Back in Sarande and not quite ready to leave this place, we bid farewell to Durim and walk the streets, peeking in on a wedding reception in a waterfront restaurant.  A car suddenly pulled up next to us, honking to get our attention.  Jarred a bit, and almost frightened, I turned quickly and immediately relaxed.  It was Durim, with his family in tow.  He’d gone to find them, to introduce them to us, so his daughters could practice their English.  He came bearing gifts, a bottle of Albanian wine for us to take back onboard.  We’d explored a country forgotten, and in the process, found a friend.  Very cool, indeed.

April 28, 2010



Sacagawea strikes a pose at the Trevi Fountain in 2008.


. . . and again, striking a pose in 2010.

Civitavecchia, Rome’s port, is one of those sprawling port cities that conjure images of seafarers, trade routes, and debauchery.  For most, it’s a place you pass through, headed to the bigger draw.   Memories flooded back of our last visit here, two years ago, when we had lunch under the olive trees in a backyard trattoria near Rome’s catacombs.  To this day,  the best meal we’ve ever had.   That time, we had a driver for the day and stormed Rome with a vengeance.  This time, we’re on a different budget, and a different mission, exploring by foot and by train.  From tourists to travelers perhaps?

In St. Peters Square, we joined the throngs for the weekly papal address.  A sunny spring morning, the sun glistening off the imposing architecture, designed by Bernini to intimidate.  It still works, hundreds of years later.   It was one of those moments – and as a homeschool traveling parent skipping the traditional route for a road less traveled, I live for these moments — when it all comes together.  Like a gentle tap on the shoulder, “oh yeah, this is why we’re doing this.” This choice, this lifestyle, it’s working.
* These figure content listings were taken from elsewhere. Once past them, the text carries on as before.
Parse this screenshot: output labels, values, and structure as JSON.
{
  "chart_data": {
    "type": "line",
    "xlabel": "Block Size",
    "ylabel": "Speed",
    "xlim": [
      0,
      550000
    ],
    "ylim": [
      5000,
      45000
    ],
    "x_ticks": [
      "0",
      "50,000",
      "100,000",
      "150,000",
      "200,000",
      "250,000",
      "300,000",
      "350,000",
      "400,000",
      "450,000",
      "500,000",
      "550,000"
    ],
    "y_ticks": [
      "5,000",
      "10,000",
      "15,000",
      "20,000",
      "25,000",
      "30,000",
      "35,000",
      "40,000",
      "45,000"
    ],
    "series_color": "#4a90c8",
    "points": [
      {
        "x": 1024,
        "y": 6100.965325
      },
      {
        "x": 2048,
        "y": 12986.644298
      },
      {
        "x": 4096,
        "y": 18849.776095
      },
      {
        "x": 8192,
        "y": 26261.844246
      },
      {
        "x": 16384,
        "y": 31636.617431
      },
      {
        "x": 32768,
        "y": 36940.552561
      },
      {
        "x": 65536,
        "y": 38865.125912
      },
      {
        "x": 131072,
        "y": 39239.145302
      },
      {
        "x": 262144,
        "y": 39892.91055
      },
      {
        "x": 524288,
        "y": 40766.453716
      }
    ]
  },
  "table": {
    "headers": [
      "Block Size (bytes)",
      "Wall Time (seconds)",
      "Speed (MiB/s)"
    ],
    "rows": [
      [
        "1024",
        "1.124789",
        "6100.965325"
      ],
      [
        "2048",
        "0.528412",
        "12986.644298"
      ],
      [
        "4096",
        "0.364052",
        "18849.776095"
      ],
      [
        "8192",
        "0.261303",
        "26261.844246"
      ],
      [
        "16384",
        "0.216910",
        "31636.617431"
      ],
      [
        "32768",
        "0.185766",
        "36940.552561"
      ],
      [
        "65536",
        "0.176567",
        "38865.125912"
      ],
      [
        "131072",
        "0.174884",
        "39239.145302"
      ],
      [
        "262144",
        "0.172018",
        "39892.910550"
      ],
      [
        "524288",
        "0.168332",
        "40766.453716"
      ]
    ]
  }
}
Rome inspires.  It’s just one of those cities.  We love the chaos, the sprawl, the old amidst the new, tourists, travelers, and locals all jostling for space.  Wandering the Vatican with Agnes, our RomeWalks guide for the morning, we learned of Papal intrigue and holy discord, along with a good dose of history, art appreciation and local culture.   Sacagawea hung right with her, particularly amused by the story of Michelangelo’s debate with the church to  “clothe or not to clothe” the minor players in the magnificent mural of the Sistine Chapel.  Seems that one of the Pope’s advisors held a strong anti-nudity view, and lobbied the Pope mercilessly, much to Michelangelo’s irritation.  (Remember, he didn’t really want to do this job in the first place.)  The master prevailed, of course, and to forever remind the Pope’s advisor of his failing, painted him into the crowd being tossed to the jaws of hell – naked, of course – with a serpent wrapped around him, jaws aimed towards a particularly delicate region.  (Ouch.  Moral of the story:  Don’t argue with the master.)

As the day drew to a close, we found our way to the Trevi Fountain, a personal tradition of coin tossing and gelato.  Sacagawea and Dundee were determined, and took off to find that favorite photo spot, and that gelato joint.  They remembered is perfectly and led the way.   We tossed our coins and jockeyed for position to snap the family photo – same spot, two years later.  A new family tradition, it seems.  And one that’s likely to be honored again and again.